The bid itself was once again justified purely on cost savings, but the up-side for Scottish Power was an additional 1.8 million customers, all of whom, in future years, are capable of constituting a market for the company’s gas and electricity services.
The next phase – what Russell calls phase four of his life at Scottish Power – is pretty well certain to be taken up with ensuring that the company derives maximum value out of the acquisitions made during phases two and three. As a utility company, Scottish Power now reaches one in five UK households in one guise or another and has “control” of three distinct regions, a) Central and Southern Scotland, b) North Wales and c) Kent, Surrey, Sussex and Hampshire. “The task of increasing efficiencies is probably never ending,” he notes. “We’ll be reducing our head count by a further 6% in the coming year or so – and this is after achieved reductions of some 43%.”
“The thing we know best is how to run large asset base companies with large customer bases, inside a regulated environment. As to the future, we intend to stick to our knitting in these three core areas,” he says.
Anthony Harrington is a freelance journalist.
THE CITY ON RUSSELL
“Russell manages to do what few FDs master – he combines a very sound strategic understanding with high management abilities. FDs usually get one or the other right, seldom do they make themselves master of both. Since he and others in the new team arrived at Scottish Power the difference has been enormous.
The company used to be regarded as a rather large and sleepy enterprise and is now seen as aggressive and dynamic. They were one of the lowest rated companies in the sector, now they are one of the two highest rated, and are seen as having better growth prospects than any of the others.

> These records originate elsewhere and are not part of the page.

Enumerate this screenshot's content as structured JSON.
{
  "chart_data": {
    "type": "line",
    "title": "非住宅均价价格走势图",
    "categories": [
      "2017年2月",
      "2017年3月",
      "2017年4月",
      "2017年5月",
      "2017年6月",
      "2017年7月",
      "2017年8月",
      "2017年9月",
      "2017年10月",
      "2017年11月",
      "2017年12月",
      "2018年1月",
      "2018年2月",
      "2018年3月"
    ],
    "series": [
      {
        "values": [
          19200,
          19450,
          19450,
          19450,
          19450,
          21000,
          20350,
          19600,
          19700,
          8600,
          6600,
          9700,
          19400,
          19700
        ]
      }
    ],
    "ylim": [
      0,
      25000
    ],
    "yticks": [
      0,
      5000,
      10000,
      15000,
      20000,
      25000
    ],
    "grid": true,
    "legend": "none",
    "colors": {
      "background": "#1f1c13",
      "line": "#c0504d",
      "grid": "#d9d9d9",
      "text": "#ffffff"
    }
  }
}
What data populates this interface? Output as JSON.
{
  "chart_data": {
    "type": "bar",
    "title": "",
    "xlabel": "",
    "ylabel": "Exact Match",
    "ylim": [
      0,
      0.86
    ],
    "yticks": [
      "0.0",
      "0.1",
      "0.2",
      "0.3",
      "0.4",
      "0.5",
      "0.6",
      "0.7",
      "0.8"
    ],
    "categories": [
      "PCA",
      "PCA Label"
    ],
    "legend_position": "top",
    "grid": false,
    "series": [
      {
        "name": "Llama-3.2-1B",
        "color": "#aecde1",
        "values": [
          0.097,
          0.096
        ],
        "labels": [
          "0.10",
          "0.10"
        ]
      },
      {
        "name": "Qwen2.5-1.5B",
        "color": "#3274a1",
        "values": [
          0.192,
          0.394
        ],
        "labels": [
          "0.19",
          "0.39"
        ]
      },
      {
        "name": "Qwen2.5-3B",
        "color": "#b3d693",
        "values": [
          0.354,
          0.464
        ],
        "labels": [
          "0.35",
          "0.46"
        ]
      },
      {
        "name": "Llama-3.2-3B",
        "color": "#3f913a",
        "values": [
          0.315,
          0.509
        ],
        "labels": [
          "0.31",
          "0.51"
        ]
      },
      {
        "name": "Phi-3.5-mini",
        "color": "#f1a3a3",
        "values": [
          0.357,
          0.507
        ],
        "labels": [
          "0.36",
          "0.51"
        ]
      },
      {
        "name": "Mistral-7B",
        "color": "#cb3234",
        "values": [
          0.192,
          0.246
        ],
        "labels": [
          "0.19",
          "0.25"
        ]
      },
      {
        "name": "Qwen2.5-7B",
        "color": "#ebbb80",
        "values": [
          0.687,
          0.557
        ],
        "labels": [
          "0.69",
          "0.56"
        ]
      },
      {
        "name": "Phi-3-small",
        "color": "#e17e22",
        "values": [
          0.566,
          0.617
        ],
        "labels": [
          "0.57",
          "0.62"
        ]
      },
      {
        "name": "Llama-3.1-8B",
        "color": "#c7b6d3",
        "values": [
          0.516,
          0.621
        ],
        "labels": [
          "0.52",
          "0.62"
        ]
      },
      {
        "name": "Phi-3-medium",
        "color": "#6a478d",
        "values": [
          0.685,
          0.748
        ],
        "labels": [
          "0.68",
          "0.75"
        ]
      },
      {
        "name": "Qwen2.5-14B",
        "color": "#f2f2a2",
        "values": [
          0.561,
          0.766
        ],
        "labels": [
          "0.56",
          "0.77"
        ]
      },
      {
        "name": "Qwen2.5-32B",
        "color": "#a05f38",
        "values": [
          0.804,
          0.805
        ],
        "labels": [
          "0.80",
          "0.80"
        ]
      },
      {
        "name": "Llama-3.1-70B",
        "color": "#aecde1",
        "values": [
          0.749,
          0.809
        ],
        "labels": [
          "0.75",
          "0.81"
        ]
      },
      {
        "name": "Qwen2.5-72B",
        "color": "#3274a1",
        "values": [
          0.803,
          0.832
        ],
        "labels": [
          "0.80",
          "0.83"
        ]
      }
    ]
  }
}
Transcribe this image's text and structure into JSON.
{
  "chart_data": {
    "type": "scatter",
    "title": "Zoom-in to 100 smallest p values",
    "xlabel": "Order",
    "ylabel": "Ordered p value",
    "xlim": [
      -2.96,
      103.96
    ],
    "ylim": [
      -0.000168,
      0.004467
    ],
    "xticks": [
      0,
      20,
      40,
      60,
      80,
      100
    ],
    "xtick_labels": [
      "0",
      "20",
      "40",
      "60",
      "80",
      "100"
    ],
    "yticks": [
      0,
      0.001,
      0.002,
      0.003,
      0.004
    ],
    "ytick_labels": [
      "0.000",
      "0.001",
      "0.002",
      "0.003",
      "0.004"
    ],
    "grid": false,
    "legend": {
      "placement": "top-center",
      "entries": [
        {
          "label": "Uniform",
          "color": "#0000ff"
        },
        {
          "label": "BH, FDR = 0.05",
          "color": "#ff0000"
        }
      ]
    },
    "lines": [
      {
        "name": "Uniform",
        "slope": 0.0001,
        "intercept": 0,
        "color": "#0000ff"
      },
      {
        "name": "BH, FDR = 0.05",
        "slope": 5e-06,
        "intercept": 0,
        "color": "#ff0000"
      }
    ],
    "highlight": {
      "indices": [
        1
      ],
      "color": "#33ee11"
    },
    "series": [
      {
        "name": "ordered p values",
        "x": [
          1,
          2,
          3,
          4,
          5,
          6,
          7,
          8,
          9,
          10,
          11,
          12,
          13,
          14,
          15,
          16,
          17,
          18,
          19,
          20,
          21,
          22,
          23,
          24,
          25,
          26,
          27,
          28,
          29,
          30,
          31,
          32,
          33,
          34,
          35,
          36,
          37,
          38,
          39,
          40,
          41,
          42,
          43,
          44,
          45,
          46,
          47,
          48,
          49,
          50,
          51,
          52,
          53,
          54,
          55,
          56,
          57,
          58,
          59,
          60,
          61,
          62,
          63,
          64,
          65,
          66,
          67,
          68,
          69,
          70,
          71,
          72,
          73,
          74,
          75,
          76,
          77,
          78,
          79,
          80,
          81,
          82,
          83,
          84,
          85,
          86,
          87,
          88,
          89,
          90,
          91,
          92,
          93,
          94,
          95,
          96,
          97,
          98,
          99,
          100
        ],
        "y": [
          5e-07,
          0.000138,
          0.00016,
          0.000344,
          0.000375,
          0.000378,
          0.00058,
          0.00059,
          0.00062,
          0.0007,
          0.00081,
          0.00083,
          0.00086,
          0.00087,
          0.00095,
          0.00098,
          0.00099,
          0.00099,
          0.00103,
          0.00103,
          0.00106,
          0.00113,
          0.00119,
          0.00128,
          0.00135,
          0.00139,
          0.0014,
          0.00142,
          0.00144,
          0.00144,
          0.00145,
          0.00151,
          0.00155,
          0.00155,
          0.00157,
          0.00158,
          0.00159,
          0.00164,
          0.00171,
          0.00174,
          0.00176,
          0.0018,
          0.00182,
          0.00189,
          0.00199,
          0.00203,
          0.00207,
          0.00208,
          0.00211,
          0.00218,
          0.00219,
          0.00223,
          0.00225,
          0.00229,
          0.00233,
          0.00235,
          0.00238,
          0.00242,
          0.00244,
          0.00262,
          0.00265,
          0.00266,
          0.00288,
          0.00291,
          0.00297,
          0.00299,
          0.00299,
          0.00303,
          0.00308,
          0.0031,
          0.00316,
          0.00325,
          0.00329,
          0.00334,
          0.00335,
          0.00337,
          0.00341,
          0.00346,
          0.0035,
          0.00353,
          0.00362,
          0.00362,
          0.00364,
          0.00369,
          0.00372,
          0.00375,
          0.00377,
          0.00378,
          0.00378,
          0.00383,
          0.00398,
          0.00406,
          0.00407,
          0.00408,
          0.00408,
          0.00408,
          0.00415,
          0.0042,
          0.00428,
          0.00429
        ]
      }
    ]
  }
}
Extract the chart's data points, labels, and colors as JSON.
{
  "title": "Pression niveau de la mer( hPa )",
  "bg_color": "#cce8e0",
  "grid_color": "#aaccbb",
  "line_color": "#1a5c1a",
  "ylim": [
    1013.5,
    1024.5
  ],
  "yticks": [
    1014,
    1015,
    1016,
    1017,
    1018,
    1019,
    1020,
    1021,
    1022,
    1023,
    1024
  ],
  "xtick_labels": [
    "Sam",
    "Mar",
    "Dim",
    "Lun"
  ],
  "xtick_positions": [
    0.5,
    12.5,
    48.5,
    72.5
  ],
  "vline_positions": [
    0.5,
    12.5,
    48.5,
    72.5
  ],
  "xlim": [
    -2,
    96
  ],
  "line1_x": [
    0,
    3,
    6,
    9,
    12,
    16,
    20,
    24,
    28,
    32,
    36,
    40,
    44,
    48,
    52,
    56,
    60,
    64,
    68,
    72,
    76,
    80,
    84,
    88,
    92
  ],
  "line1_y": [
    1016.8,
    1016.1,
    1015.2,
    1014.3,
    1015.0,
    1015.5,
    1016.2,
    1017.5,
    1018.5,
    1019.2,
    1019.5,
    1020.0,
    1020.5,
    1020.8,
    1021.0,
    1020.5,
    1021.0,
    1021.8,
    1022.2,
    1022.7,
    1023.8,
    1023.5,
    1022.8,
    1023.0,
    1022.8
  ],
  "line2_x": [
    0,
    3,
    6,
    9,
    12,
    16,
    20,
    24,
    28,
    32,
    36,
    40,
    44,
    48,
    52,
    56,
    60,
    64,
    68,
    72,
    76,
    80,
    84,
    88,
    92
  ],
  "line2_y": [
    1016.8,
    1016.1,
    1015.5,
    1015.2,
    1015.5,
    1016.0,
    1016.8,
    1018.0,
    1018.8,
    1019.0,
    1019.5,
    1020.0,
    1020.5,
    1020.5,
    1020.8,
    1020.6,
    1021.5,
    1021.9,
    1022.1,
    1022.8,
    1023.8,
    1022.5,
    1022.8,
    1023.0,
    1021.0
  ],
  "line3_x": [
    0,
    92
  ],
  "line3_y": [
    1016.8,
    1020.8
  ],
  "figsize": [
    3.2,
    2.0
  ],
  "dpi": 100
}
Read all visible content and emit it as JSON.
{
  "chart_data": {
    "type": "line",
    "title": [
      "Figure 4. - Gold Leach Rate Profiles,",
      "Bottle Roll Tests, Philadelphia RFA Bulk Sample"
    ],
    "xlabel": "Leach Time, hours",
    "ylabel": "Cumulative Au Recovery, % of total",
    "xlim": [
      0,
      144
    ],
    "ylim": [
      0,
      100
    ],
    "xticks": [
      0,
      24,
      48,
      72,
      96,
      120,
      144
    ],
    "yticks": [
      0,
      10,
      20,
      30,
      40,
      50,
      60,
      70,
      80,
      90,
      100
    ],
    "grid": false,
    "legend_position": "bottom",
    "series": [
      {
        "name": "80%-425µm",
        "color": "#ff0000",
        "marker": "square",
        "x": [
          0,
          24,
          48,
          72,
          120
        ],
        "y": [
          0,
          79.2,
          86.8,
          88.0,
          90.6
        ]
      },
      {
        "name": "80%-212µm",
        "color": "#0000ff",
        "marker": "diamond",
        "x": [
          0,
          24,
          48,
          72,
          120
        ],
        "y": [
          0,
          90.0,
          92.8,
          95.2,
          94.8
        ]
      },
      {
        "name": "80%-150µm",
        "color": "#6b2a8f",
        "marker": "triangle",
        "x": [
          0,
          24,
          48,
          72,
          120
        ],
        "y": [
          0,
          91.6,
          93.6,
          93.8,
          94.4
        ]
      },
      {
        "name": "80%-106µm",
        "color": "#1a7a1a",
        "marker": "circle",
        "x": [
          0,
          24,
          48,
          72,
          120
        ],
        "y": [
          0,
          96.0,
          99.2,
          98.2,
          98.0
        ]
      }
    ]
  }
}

At a time when other companies have failed to make acquisitions, they have succeeded in everything they have gone for – and Russell has to take a good share of the credit for that. His awesome intellect and capacity for hard work have made a big impact in the City and he is very highly regarded.”
THE INDUSTRY ON RUSSELL
“I rate Ian very highly. He is a very demanding and stimulating client, which is to say that he combines a sharp intellect with incisiveness and an extraordinary capacity for work. Companies are driven by the management team, not just by the FD., but having said that it is clear that he has played a key role in the development of Scottish Power. He has helped to position the business very soundly for the growing competitive market. The whole culture in Scottish Power, which he has helped to foster, is to get themselves into shape to run efficiently and aggressively, and then to apply that same decisiveness externally. It has stood them in very good stead.”